Towards and on the moon: NASA announced it planned for ten lunar landing missions in its Artemis program. The first new human landing is now scheduled for 2025 and will likely use newly designed spacesuits. NASA also announced the south polar destination for lunar mining probe Polar Resources Ice Mining Experiment-1 (PRIME-1), to launch next year, in collaboration with the Intuitive Machines company.
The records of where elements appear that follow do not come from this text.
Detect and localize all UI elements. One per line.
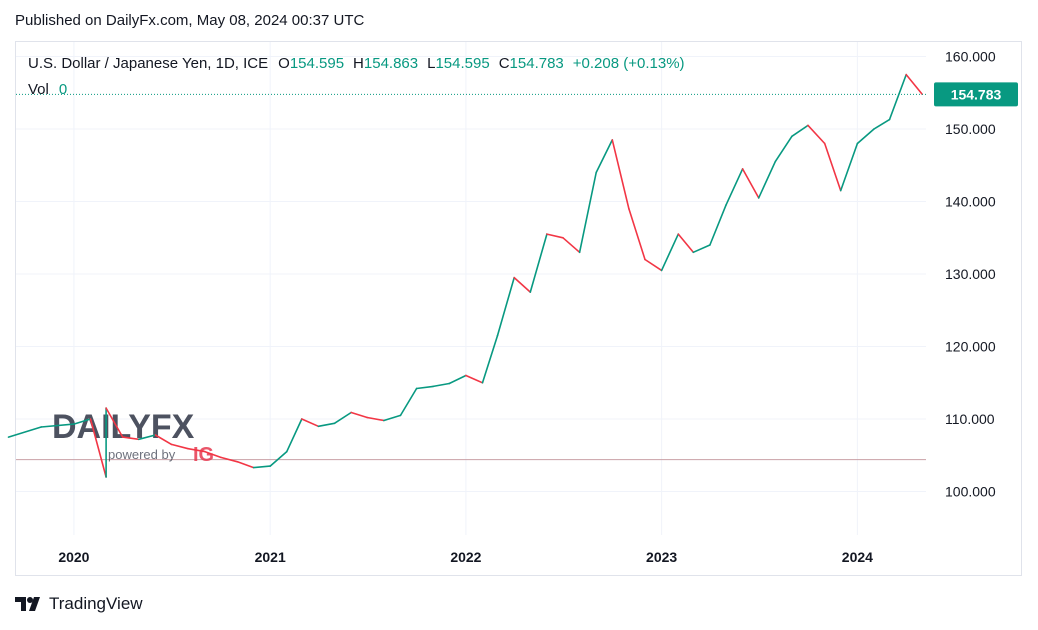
price-segment <box>595 139 614 174</box>
price-segment <box>873 118 891 130</box>
price-segment <box>383 414 402 422</box>
watermark-ig: IG <box>193 444 214 466</box>
vol-value: 0 <box>58 81 68 98</box>
price-segment <box>578 171 598 254</box>
price-segment <box>856 128 875 145</box>
price-segment <box>269 450 288 467</box>
watermark-powered-by: powered by <box>108 447 176 462</box>
price-segment <box>333 411 353 425</box>
price-segment <box>791 124 809 138</box>
price-segment <box>121 436 140 441</box>
low-label: L <box>427 55 436 72</box>
ohlc-legend: U.S. Dollar / Japanese Yen, 1D, ICE O154.… <box>28 55 694 72</box>
x-axis: 2020 2021 2022 2023 2024 <box>58 549 873 565</box>
price-segment <box>399 387 418 417</box>
price-segment <box>236 460 255 469</box>
y-tick-label: 150.000 <box>945 121 996 137</box>
price-segment <box>546 233 564 239</box>
price-segment <box>7 426 43 438</box>
y-tick-label: 110.000 <box>945 411 995 427</box>
price-segment <box>187 447 206 453</box>
price-segment <box>807 124 826 145</box>
price-segment <box>513 276 532 293</box>
price-segment <box>496 276 516 337</box>
price-segment <box>823 142 842 192</box>
footer[interactable]: TradingView <box>15 594 143 614</box>
low-value: 154.595 <box>435 55 490 72</box>
x-tick-label: 2023 <box>646 549 677 565</box>
published-header: Published on DailyFx.com, May 08, 2024 0… <box>15 12 365 29</box>
last-price-badge <box>934 82 1018 107</box>
dailyfx-watermark: DAILYFX powered by IG <box>52 408 214 466</box>
x-tick-label: 2021 <box>255 549 286 565</box>
open-value: 154.595 <box>289 55 345 72</box>
price-segment <box>839 142 859 192</box>
symbol-label: U.S. Dollar / Japanese Yen, 1D, ICE <box>28 55 269 72</box>
price-segment <box>170 443 189 450</box>
price-segment <box>220 456 239 463</box>
open-label: O <box>278 55 290 72</box>
price-segment <box>138 434 157 441</box>
x-tick-label: 2020 <box>58 549 89 565</box>
price-segment <box>529 233 548 293</box>
tradingview-brand: TradingView <box>49 594 143 613</box>
y-tick-label: 160.000 <box>945 49 996 65</box>
price-segment <box>300 418 320 428</box>
y-tick-label: 140.000 <box>945 194 996 210</box>
change-value: +0.208 (+0.13%) <box>572 55 685 72</box>
price-segment <box>366 416 385 422</box>
price-segment <box>285 418 303 453</box>
price-segment <box>448 374 467 385</box>
price-segment <box>741 168 760 199</box>
vol-label: Vol <box>28 81 49 98</box>
price-segment <box>644 258 663 272</box>
price-segment <box>465 374 484 384</box>
price-segment <box>725 168 744 206</box>
price-segment <box>73 418 92 425</box>
price-segment <box>154 434 173 446</box>
close-value: 154.783 <box>509 55 564 72</box>
price-segment <box>628 208 646 261</box>
price-segment <box>105 407 124 438</box>
price-segment <box>89 418 107 478</box>
chart-frame[interactable] <box>15 41 1022 576</box>
price-segment <box>774 135 793 163</box>
last-price-label: 154.783 <box>951 86 1002 102</box>
watermark-brand: DAILYFX <box>52 408 195 446</box>
y-axis: 100.000 110.000 120.000 130.000 140.000 150.0… <box>945 49 996 500</box>
price-segment <box>481 334 499 384</box>
price-segment <box>415 385 435 390</box>
high-value: 154.863 <box>363 55 419 72</box>
price-series <box>7 73 924 478</box>
x-tick-label: 2024 <box>842 549 873 565</box>
high-label: H <box>353 55 364 72</box>
price-segment <box>252 465 272 469</box>
price-segment <box>432 382 451 388</box>
x-tick-label: 2022 <box>450 549 481 565</box>
last-price-marker: 154.783 <box>16 82 1018 107</box>
price-segment <box>562 237 581 254</box>
y-tick-label: 130.000 <box>945 266 996 282</box>
price-segment <box>692 244 711 254</box>
price-segment <box>350 411 369 419</box>
grid-lines <box>16 42 926 535</box>
y-tick-label: 120.000 <box>945 339 996 355</box>
close-label: C <box>498 55 510 72</box>
y-tick-label: 100.000 <box>945 484 996 500</box>
volume-legend: Vol 0 <box>28 81 67 98</box>
price-segment <box>611 139 630 210</box>
price-segment <box>40 423 75 428</box>
price-segment <box>888 73 908 121</box>
price-segment <box>204 450 222 459</box>
price-segment <box>709 204 727 246</box>
price-segment <box>905 73 924 95</box>
price-segment <box>317 422 336 428</box>
tradingview-logo-icon <box>15 597 40 611</box>
price-segment <box>757 160 777 199</box>
price-segment <box>660 233 680 272</box>
price-segment <box>677 233 695 254</box>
Israel and the United Arab Emirates announced plans to collaborate on a second attempt to land a probe on the moon, Bereshet 2.
Also in the Earth-moon system, two researchers believe near-Earth asteroid 469219 Kamoʻoalewa contains lunar materials, perhaps because it was torn off of the moon.
NASA’s Double Asteroid Redirection Test (DART) probe, a test of how to attack dangerous asteroids, aimed at near-Earth asteroid 65803 Didymos, will be able to launch starting November 21.
Near the Sun: the Parker Solar Probe is getting blasted not only by radiation, but high velocity dust.
Venus: NASA published a video illustrating how it hopes its forthcoming (in 2029) Deep Atmosphere Venus Investigation of Noble gases, Chemistry and Imaging (DAVINCI) mission will fare.
Mars: China’s Tianwen-1 spacecraft adjusted its orbit to conduct more surface mapping. NASA’s Ingenuity helicopter took another flight, its 15th, for nearly 13 seconds. Perseverance scraped at interesting rocks.
Jupiter: astronomers spotted more rocks crashing into the solar system’s biggest planet. NASA’s Lucy probe hurtled away from Earth, towards Jupiter’s Trojan asteroids. (Last month Juno glimpsed Europa’s northern terrain.)